One of Minnesota Twins general managerTerry Ryan's major projects this spring was the bullpen, which checked in dead last in the majors last season, 30th of 30 teams in ERA (4.51) and 29th in walks-plus-hits-per-inning-pitched ratio (1.46). It was a major reason the team did a swan dive in the AL Central, going from first to last while losing 99 games.

Though much has gone wrong for Minnesota, which enters Tuesday's game at Pittsburgh last in the Central, the bullpen has been one of the few bright spots, and never was it brighter than while pitching nine scoreless innings in a 5-4, 15-inning victory over the Brewers on Sunday at Target Field.

After starter Nick Blackburn gave up four earned runs in six innings, Alex Burnett, Jared Burton, Brian Duensing, Jeff Gray, Glen Perkins and Anthony Swarzak held the Brewers scoreless on six hits and three walks.

That raised the bullpen's collective workload to 236 2/3 innings pitched this season, second only to Kansas City's 254 in all of baseball. The bullpen's WHIP of 1.18 ranks fifth, with only 69 walks all season. And though the ERA is 3.61, technically among the bottom half of the majors at No. 16, it's light years beyond the starters' 6.06, second worst among the 30 teams.

"It's awesome," left-hander Glen Perkins said of the bullpen's improvement. Perkins emerged as the team's setup man in 2011, one of the season's few bright spots. He pitched two innings Sunday and lowered his ERA to 3.14. In 28 2/3 innings, Perkins has fanned 36.

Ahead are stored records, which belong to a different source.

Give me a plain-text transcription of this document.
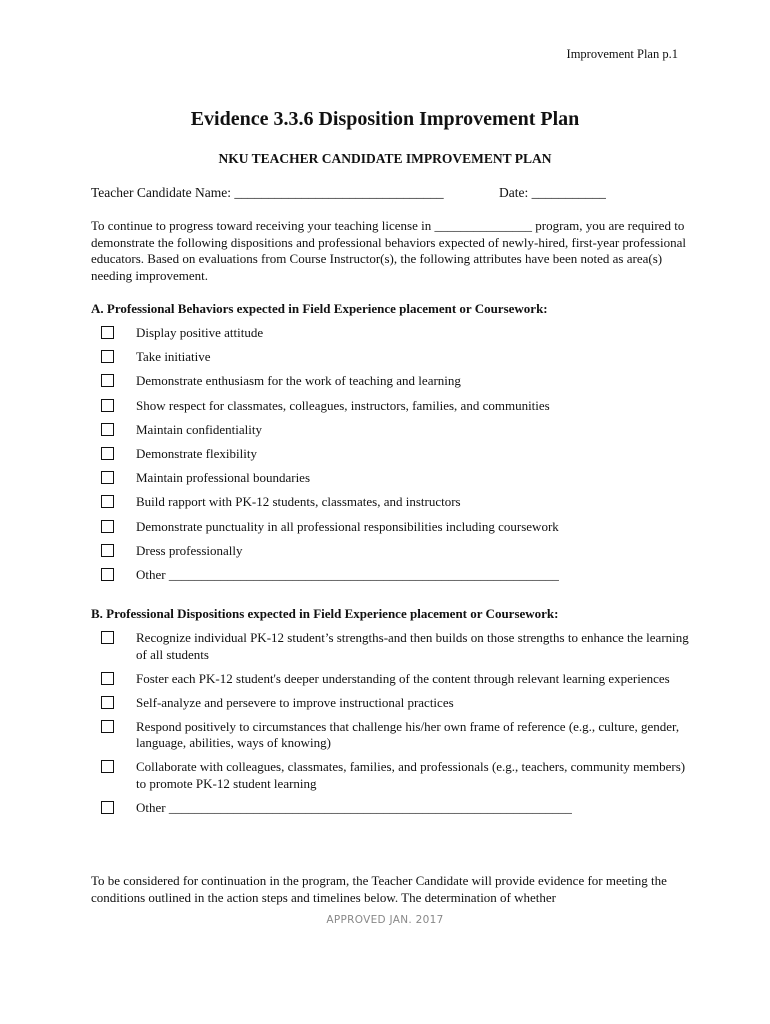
Improvement Plan p.1
Evidence 3.3.6 Disposition Improvement Plan
NKU TEACHER CANDIDATE IMPROVEMENT PLAN
Teacher Candidate Name: _______________________________	Date: ___________
To continue to progress toward receiving your teaching license in _______________ program, you are required to demonstrate the following dispositions and professional behaviors expected of newly-hired, first-year professional educators. Based on evaluations from Course Instructor(s), the following attributes have been noted as area(s) needing improvement.
A. Professional Behaviors expected in Field Experience placement or Coursework:
Display positive attitude
Take initiative
Demonstrate enthusiasm for the work of teaching and learning
Show respect for classmates, colleagues, instructors, families, and communities
Maintain confidentiality
Demonstrate flexibility
Maintain professional boundaries
Build rapport with PK-12 students, classmates, and instructors
Demonstrate punctuality in all professional responsibilities including coursework
Dress professionally
Other ____________________________________________________________
B. Professional Dispositions expected in Field Experience placement or Coursework:
Recognize individual PK-12 student’s strengths-and then builds on those strengths to enhance the learning of all students
Foster each PK-12 student's deeper understanding of the content through relevant learning experiences
Self-analyze and persevere to improve instructional practices
Respond positively to circumstances that challenge his/her own frame of reference (e.g., culture, gender, language, abilities, ways of knowing)
Collaborate with colleagues, classmates, families, and professionals (e.g., teachers, community members) to promote PK-12 student learning
Other ______________________________________________________________
To be considered for continuation in the program, the Teacher Candidate will provide evidence for meeting the conditions outlined in the action steps and timelines below. The determination of whether
APPROVED JAN. 2017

"We struggled last year, and we saw going into this year that it was one of our weaknesses," Perkins said. "We talked in spring training and early this season about guys stepping up, that (management will) throw guys at the wall and see who sticks, and we talked about last year, how not a lot of guys stuck. There are some guys sticking this year, and it's good to see."

Perkins, 29, hadn't thrown two full innings in more than a year, since April 28, 2011. He gave up two hits but stranded the go-ahead run at third.

"It wasn't pretty," he said, "but I got through it."